Negation

There are 3 types of negation in Flora:

  • \+ - Prolog negation
  • \naf - Negation based on the well-founded semantics
  • \neg - Explicit negation

For most practical purposes, the first two types are similar. Both types embody a form of “negation-as-failure”, that is, \+ p or \naf p will be true if p itself cannot be proven to be true. One difference occurs when the formula under the operator contains variables. For example, we can define the notion of being a bachelor using \+ as follows:

?Person[bachelor] :-
  ?Person : Man,
  \+ ?Person [spouse -> ?Spouse].

Note that the formula under the \+ operator contains a variable ?Spouse. In this situation, if we want to use \naf instead of \+, we have to introduce an exists operator to quantify the variable:

?Person[bachelor] :-
  ?Person : Man,
  \naf exists(?Spouse)^(?Person [spouse -> ?Spouse]).

See Quantifiers for more on exists (there is also a forall operator). Unlike \+, \naf has a well-defined model theoretic semantics, and its use is recommended over \+.

The \neg operator, on the other hand, is completely different. A goal \neg p only succeeds if \neg p has been explicitly asserted, or can be derived from some rule.
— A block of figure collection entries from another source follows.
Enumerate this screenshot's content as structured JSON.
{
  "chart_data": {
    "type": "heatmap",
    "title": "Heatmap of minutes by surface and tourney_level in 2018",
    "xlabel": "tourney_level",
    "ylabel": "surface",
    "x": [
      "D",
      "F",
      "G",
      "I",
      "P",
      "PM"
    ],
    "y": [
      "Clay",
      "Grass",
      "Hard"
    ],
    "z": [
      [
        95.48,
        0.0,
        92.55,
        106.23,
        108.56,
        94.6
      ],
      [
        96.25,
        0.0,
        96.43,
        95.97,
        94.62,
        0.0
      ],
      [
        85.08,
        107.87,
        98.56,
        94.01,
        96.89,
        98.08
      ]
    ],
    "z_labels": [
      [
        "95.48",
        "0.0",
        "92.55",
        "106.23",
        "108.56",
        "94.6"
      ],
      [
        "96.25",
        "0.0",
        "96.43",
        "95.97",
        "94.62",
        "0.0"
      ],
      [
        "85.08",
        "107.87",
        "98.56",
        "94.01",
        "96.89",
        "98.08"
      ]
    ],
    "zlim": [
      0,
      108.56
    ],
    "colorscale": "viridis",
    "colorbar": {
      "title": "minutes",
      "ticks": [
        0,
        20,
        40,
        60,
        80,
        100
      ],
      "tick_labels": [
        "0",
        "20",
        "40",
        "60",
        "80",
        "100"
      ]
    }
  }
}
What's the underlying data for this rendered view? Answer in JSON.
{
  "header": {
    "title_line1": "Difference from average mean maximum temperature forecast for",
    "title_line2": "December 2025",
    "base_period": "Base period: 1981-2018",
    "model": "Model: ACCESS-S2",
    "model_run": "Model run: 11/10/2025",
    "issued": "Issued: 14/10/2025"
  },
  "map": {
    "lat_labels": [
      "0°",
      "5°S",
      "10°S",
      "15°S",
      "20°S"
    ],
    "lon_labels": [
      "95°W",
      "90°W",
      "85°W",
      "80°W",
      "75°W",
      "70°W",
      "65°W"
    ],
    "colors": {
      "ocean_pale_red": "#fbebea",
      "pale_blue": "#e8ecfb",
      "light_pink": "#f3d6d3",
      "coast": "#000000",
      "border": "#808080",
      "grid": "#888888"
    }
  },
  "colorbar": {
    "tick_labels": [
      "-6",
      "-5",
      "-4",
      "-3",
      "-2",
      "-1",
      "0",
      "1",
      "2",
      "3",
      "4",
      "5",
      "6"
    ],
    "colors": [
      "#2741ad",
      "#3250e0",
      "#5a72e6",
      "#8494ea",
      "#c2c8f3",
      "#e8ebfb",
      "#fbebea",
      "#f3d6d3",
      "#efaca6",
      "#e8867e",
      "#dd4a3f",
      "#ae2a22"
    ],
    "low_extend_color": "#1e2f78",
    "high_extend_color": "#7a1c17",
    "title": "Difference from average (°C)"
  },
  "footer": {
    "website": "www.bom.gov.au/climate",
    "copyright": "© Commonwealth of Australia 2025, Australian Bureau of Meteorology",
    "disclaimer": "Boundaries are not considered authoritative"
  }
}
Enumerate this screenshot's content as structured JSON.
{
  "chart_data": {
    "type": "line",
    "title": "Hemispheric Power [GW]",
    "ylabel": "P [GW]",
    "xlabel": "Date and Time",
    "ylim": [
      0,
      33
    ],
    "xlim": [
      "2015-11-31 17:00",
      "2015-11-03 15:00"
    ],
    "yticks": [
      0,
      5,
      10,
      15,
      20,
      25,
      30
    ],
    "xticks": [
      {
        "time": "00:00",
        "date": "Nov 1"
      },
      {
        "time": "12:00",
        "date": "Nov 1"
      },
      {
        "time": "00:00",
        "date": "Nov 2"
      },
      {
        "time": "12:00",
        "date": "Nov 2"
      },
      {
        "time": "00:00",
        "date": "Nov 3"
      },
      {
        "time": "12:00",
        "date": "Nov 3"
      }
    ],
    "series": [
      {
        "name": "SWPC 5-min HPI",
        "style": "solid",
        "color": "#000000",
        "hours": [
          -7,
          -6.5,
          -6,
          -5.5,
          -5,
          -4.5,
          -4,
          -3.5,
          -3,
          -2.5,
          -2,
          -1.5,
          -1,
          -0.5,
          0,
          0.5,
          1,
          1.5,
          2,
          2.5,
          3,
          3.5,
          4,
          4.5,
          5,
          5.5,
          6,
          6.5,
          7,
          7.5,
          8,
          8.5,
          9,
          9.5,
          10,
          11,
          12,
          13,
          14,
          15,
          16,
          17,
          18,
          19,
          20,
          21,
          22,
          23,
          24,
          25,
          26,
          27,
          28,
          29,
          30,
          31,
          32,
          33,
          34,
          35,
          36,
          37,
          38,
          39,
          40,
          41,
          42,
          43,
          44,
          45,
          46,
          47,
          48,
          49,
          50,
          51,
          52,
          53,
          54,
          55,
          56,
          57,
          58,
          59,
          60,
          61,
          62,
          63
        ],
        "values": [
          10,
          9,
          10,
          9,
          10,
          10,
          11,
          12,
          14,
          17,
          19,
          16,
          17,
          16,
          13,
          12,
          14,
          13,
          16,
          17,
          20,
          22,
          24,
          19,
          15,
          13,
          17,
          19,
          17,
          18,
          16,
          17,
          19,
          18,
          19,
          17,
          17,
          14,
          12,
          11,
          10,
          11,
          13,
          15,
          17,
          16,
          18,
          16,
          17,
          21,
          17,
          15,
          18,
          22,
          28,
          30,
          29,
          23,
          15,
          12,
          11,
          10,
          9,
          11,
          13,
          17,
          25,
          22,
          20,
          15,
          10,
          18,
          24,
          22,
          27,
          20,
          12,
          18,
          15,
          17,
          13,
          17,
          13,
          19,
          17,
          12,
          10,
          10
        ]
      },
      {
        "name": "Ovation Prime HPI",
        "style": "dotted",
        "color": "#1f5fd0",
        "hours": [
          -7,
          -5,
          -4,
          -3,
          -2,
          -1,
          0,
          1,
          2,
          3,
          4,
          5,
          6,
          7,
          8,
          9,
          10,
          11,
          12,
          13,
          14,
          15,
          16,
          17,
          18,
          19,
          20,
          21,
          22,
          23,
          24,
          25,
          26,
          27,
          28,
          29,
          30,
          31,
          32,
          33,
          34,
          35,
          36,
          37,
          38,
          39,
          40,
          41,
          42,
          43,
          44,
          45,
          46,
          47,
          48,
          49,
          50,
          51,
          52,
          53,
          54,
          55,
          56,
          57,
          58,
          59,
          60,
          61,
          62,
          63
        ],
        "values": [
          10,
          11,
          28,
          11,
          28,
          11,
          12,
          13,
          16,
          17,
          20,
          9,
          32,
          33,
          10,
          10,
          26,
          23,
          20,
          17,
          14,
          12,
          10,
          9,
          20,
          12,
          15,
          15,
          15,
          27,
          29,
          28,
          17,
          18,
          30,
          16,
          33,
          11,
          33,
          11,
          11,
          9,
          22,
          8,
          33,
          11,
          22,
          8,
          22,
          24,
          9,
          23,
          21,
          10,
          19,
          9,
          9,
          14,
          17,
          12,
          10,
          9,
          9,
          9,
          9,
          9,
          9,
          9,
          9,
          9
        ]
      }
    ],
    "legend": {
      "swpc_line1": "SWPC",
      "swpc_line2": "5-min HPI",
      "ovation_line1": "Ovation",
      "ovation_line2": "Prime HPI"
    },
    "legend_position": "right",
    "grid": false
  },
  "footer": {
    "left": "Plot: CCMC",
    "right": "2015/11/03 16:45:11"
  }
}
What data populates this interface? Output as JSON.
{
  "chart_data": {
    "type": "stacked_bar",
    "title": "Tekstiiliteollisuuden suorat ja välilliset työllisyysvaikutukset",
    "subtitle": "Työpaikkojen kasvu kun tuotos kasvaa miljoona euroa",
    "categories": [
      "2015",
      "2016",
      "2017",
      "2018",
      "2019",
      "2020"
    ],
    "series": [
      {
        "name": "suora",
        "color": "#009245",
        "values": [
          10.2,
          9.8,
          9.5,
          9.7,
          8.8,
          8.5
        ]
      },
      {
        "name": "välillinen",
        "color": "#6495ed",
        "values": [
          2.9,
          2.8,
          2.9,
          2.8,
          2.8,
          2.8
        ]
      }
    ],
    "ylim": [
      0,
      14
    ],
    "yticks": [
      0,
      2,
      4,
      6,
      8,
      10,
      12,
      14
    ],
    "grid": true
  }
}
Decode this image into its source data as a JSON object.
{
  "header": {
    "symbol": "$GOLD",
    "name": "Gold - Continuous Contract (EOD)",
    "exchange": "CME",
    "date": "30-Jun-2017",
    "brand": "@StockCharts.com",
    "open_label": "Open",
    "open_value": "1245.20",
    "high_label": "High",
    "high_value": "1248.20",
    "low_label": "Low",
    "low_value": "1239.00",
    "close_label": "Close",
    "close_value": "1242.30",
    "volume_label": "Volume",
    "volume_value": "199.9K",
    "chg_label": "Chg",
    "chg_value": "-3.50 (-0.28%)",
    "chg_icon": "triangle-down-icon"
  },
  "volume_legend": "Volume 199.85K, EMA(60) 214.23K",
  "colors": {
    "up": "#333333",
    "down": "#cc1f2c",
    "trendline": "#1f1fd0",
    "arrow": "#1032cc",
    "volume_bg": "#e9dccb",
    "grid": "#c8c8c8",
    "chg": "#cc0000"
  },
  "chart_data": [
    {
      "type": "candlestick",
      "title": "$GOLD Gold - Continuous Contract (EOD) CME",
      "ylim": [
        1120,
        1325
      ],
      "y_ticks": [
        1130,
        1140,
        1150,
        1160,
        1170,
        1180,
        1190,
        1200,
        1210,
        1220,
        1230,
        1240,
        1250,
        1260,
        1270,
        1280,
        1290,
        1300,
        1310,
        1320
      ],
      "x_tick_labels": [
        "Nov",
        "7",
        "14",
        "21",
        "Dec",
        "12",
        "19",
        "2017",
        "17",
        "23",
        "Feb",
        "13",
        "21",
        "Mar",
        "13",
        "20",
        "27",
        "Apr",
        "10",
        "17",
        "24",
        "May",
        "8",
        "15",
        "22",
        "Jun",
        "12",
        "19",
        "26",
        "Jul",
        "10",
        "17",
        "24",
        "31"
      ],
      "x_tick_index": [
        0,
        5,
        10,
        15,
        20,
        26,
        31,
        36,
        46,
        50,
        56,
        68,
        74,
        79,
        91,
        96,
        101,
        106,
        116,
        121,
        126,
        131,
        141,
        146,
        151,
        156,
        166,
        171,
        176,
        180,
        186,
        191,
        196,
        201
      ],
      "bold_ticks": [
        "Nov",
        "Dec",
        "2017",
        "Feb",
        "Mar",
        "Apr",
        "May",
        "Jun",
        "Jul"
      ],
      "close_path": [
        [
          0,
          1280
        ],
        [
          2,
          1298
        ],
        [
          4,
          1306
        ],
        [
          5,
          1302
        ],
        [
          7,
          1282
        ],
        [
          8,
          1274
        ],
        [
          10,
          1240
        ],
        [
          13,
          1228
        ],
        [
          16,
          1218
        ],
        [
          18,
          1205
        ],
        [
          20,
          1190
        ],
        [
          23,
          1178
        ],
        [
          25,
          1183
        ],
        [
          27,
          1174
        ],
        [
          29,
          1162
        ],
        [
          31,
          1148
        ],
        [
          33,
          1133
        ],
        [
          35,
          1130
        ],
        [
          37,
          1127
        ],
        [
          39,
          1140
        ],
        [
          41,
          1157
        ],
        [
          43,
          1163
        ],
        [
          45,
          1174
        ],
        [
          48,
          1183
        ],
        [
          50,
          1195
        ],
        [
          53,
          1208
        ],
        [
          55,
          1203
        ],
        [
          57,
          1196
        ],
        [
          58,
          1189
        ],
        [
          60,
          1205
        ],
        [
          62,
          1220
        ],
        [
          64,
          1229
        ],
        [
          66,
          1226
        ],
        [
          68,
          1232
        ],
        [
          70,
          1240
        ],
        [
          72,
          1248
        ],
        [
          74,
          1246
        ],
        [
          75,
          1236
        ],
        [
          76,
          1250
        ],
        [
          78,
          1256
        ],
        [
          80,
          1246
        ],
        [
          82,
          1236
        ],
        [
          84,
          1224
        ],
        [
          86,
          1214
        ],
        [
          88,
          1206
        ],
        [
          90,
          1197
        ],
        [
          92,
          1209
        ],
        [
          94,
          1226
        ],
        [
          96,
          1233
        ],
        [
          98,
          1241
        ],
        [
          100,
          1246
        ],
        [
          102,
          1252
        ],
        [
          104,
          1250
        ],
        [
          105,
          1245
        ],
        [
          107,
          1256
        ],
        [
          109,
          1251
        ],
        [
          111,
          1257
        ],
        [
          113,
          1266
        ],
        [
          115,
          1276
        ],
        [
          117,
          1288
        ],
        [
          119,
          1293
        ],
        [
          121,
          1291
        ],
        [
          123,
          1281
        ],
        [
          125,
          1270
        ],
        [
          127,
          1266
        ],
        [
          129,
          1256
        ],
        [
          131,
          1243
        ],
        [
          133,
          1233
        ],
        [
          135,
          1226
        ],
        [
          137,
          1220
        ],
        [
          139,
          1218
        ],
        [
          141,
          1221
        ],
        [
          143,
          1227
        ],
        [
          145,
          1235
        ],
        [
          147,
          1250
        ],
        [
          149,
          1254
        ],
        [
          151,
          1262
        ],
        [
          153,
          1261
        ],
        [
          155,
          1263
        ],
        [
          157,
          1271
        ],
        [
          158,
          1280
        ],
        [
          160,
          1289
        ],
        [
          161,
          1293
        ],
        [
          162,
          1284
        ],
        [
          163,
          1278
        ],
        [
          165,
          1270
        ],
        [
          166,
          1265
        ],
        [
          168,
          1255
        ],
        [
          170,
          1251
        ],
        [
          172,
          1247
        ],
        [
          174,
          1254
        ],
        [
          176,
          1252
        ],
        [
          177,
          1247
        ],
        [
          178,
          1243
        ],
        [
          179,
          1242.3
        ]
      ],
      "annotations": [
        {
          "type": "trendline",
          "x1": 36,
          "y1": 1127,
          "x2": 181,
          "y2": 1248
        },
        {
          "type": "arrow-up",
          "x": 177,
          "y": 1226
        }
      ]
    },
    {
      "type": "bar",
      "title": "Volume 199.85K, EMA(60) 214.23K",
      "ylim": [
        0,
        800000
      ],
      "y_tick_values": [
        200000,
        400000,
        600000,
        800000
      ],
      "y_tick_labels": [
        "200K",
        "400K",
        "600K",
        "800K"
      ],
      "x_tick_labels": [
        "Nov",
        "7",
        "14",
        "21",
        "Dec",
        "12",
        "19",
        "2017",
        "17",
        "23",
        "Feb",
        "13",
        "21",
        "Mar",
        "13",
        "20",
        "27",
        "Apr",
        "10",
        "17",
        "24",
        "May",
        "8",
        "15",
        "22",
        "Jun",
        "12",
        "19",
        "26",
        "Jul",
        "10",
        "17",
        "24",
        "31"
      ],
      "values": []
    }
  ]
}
We saw an example of \neg in the section on boolean properties, above. Unlike the other negations, \neg can occur in rule heads and facts. \neg represents “classical negation” rather than “negation-as-failure”. However, the Flora reasoning engine does not do the kinds of reasoning that a first-order logic theorem prover does in order to prove such negations. For example, in first-order logic, from p or q, not p, one can derive q, but not in Flora.

Another way to look at it is that \naf p and \+ p mean “p is not known to be true”, whereas \neg p means “p is false”. Thus \neg p is a stronger statement. Consequently, \neg p implies \naf p [1] .

Warning: Somewhat surprisingly, Flora allows both p and \neg p to be true at the same time. In first-order logic, this would cause an inconsistency, which allows you to derive any fact whatsoever. But again, Flora does not have such reasoning power. Still, if using \neg, watch out for this issue.

The section “Negation” in the Flora-2 Manual [2] has more details on the different types of negation.

[1]But it does not imply \+ p. Of course, neither \naf p nor \+ p imply \neg p, as a weaker statement cannot imply a stronger statement
[2]Kifer, Michael, Guizhen Yang, Wan Hui, and Chang Zhao. 2014. Flora-2: User’s Manual. 1.0. Stony Brook University, Stony Brook: Department of Computer Science.